Kean hosts first annual Relay for Life

By Andrea Parr


A test, a beat, a dash, with these three words Lindsay Zaccardi captivated the room at Kean University’s first Relay for Life on Oct. 7.

Relay for Life participant Kayla Lott.
Photo credit: Andrea Parr

Attending as a cancer survivor, Zaccardi, a junior at Kean, gave one of the opening speeches on living with cancer, the importance of friends and family and her three life motivators.

The first, a test, was taught to her by a friend. At night when you lie down and rest your head on your pillow, take a moment to reflect on all the good things that have happened to you, she said.

The second, a beat, refers to the beat of your heart.  As Zaccardi described, your heart is your battery and as long as you can feel its beat, no matter how bad the day, you are still here.

“You’re alive and your battery is still going,” said Zaccardi, who is majoring in Communication and hopes to become a motivational speaker.

The third and final, a dash, first came to her while thinking about what you see when looking at a gravestone. Every gravestone features three things, a name, a birthdate, and the date of death. Zaccardi started to think about what comes between those two dates, the dash. That little mark signifies everything in between, all the good and bad times in a person’s life.

“Make your dash worth it,” said Zaccardi. “Smile as big as the sun, laugh as loud as fireworks.”

Reflecting on her life since getting cancer, Zaccardi spoke of the shared experiences of her family and friends.
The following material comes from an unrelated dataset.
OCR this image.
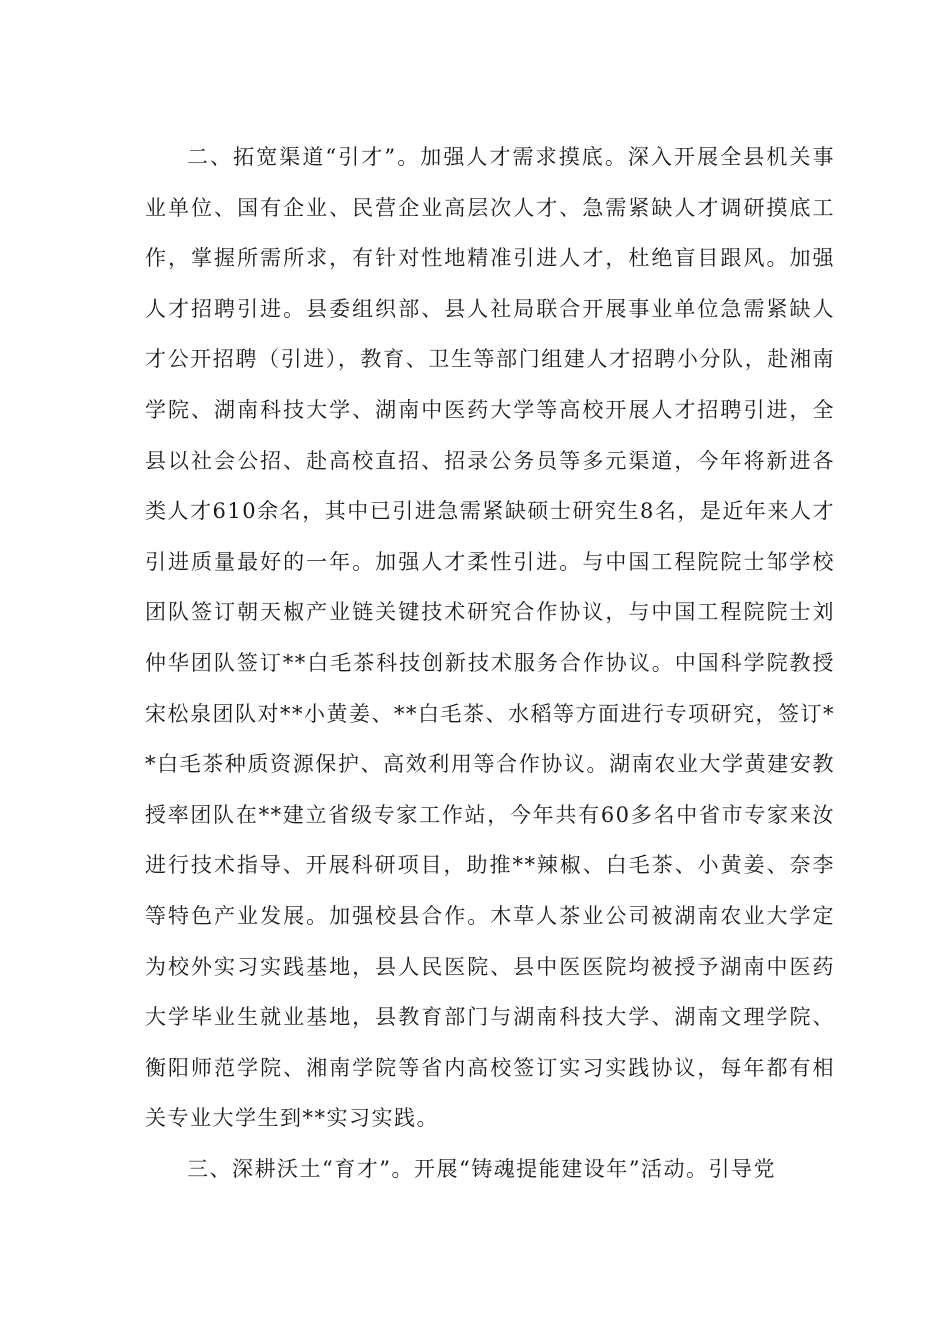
二、拓宽渠道“引才”。加强人才需求摸底。深入开展全县机关事业单位、国有企业、民营企业高层次人才、急需紧缺人才调研摸底工作，掌握所需所求，有针对性地精准引进人才，杜绝盲目跟风。加强人才招聘引进。县委组织部、县人社局联合开展事业单位急需紧缺人才公开招聘（引进），教育、卫生等部门组建人才招聘小分队，赴湘南学院、湖南科技大学、湖南中医药大学等高校开展人才招聘引进，全县以社会公招、赴高校直招、招录公务员等多元渠道，今年将新进各类人才610余名，其中已引进急需紧缺硕士研究生8名，是近年来人才引进质量最好的一年。加强人才柔性引进。与中国工程院院士邹学校团队签订朝天椒产业链关键技术研究合作协议，与中国工程院院士刘仲华团队签订**白毛茶科技创新技术服务合作协议。中国科学院教授宋松泉团队对**小黄姜、**白毛茶、水稻等方面进行专项研究，签订**白毛茶种质资源保护、高效利用等合作协议。湖南农业大学黄建安教授率团队在**建立省级专家工作站，今年共有60多名中省市专家来汝进行技术指导、开展科研项目，助推**辣椒、白毛茶、小黄姜、奈李等特色产业发展。加强校县合作。木草人茶业公司被湖南农业大学定为校外实习实践基地，县人民医院、县中医医院均被授予湖南中医药大学毕业生就业基地，县教育部门与湖南科技大学、湖南文理学院、衡阳师范学院、湘南学院等省内高校签订实习实践协议，每年都有相关专业大学生到**实习实践。

三、深耕沃土“育才”。开展“铸魂提能建设年”活动。引导党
With all her friends in attendance, she described them as being family after all they have gone through with her.

Lindsay Zaccardi giving her speech.
Photo credit: Andrea Parr

“You feel like your family is going through it too,” Zaccardi said. “Everyone is affected.”

The idea to bring Relay for Life to Kean first came about a year ago by Kayla Lott, a 2012 Kean graduate. As a member of the Graduate and Part-time Student Council (GPSC), Lott picked Relay for Life as her one major project of the year.

“I would always see students going to other schools and I thought ‘why can’t we have one?’” said Lott. “I wanted one too.” As a member of Delta Sigma Theta Sorority, Lott knew of at least one girl being affected by cancer every year.

Working with the GPSC and the Student Organization (SO) a team was put together to bring Relay for Life to the Kean campus. Initially, the group planned to host the event in April; however the process took longer than expected. Lott and the original team graduated in May, but the new members of SO and GPSC continued on their work to complete the project.

SO hopes that the event will continue as an annual occurrence at Kean. This year more than 200 participants preregistered in 49 teams, with more joining the day of the event. Despite the rain, the atmosphere was high in Harwood Arena. With games, crafts, a DJ and dancing, there was plenty to do even when taking a break from walking.

“To comeback a year later and see this vision come together, it’s pretty great,” said Lott on attending and speaking at Relay for Life as a Kean alumnus.